À juste titre, ils soulignent que l’augmentation des inégalités a atteint un niveau insoutenable et que lorsque l’on est adulte, on ne croit pas plus au Père Noël qu’à l’économie du ruissellement. La vague de déréglementation et de globalisation, initiée dans les années 1970, pourrait commencer à s’inverser avec le retour de l’État Providence, et du protectionnisme.

Dans « Who steal the American dream? » (NDLR : « Qui a volé le rêve américain ? »), Hedrick Smith partage un chiffre sidérant : si la production de richesse aux États-Unis avait été répartie entre 1979 et 2006, comme elle l’a été entre 1945 et 1979, une famille américaine moyenne disposerait aujourd’hui d’un revenu annuel supplémentaire de 12.000 dollars.  Un bon début pour s’offrir une assurance santé, ou pour faire face à l’inflation des frais de scolarité diront certains.  Sans parler des 38,1 millions de personnes vivant dans la pauvreté aux États-Unis. Le livre de Smith, publié en 2013, a été un best-seller national. Je me demande parfois pourquoi si peu ont alors compris qu’il était en effet grand temps de rendre à l’Amérique son lustre perdu, c’est-à-dire de « Make America Great Again ».

Quant à l’environnement, les gens commencent, avec un sincère étonnement, à faire le lien entre l’effondrement de l’économie et la renaissance de la nature.  En redécouvrant des cieux sans fumées ni traînées d’avion, le chant des oiseaux dans les villes, et les dauphins qui peuplent les canaux clairs de Venise.

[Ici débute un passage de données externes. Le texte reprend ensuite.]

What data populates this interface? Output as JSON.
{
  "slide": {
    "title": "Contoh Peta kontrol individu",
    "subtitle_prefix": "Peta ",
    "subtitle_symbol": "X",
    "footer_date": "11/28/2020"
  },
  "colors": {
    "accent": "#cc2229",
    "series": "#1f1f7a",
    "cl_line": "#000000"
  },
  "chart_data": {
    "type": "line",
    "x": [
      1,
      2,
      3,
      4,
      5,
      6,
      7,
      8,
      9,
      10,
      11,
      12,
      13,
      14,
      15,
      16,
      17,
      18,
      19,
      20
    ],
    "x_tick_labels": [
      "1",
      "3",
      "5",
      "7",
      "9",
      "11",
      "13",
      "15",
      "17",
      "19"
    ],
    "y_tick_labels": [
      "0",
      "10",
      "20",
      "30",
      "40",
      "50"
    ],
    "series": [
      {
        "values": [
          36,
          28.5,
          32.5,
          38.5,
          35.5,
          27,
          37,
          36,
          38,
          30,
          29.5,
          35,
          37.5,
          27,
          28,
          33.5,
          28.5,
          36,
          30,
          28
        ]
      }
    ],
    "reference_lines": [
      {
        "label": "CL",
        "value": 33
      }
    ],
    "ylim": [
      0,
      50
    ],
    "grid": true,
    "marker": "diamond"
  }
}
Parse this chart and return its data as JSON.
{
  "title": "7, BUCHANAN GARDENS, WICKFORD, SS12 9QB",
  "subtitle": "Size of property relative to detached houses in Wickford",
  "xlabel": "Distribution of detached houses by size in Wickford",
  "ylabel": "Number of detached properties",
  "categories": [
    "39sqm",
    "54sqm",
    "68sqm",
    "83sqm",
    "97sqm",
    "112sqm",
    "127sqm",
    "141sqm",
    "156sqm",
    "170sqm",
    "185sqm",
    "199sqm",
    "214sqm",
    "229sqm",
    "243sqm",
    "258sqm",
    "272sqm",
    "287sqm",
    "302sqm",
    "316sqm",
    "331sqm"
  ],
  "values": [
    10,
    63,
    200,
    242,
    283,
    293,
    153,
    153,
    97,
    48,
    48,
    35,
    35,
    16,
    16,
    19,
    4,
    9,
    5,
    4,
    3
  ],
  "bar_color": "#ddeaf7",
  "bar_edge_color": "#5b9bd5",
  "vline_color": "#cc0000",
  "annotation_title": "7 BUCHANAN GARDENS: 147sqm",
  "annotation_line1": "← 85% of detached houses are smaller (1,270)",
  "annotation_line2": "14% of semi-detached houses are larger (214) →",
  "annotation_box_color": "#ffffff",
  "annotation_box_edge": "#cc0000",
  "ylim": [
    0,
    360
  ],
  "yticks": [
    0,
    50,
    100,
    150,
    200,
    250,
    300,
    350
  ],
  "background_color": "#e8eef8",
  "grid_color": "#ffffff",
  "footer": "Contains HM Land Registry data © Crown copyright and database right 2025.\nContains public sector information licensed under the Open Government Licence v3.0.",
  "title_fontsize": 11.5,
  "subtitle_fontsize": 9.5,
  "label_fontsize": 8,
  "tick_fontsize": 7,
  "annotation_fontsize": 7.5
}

Des anarchistes jusqu’aux présidents des pays du G20, comme Emmanuel Macron (NDLR: voir la précédente chronique de Rodolphe Bocquet: « La France a-t-elle encore un Président? »), un consensus baroque émerge : le culte de l’économie est officiellement ringard et nous avons désespérément besoin d’un concept flambant neuf pour ce monde merveilleux, « the Brave new world », que nous aspirons tous à construire.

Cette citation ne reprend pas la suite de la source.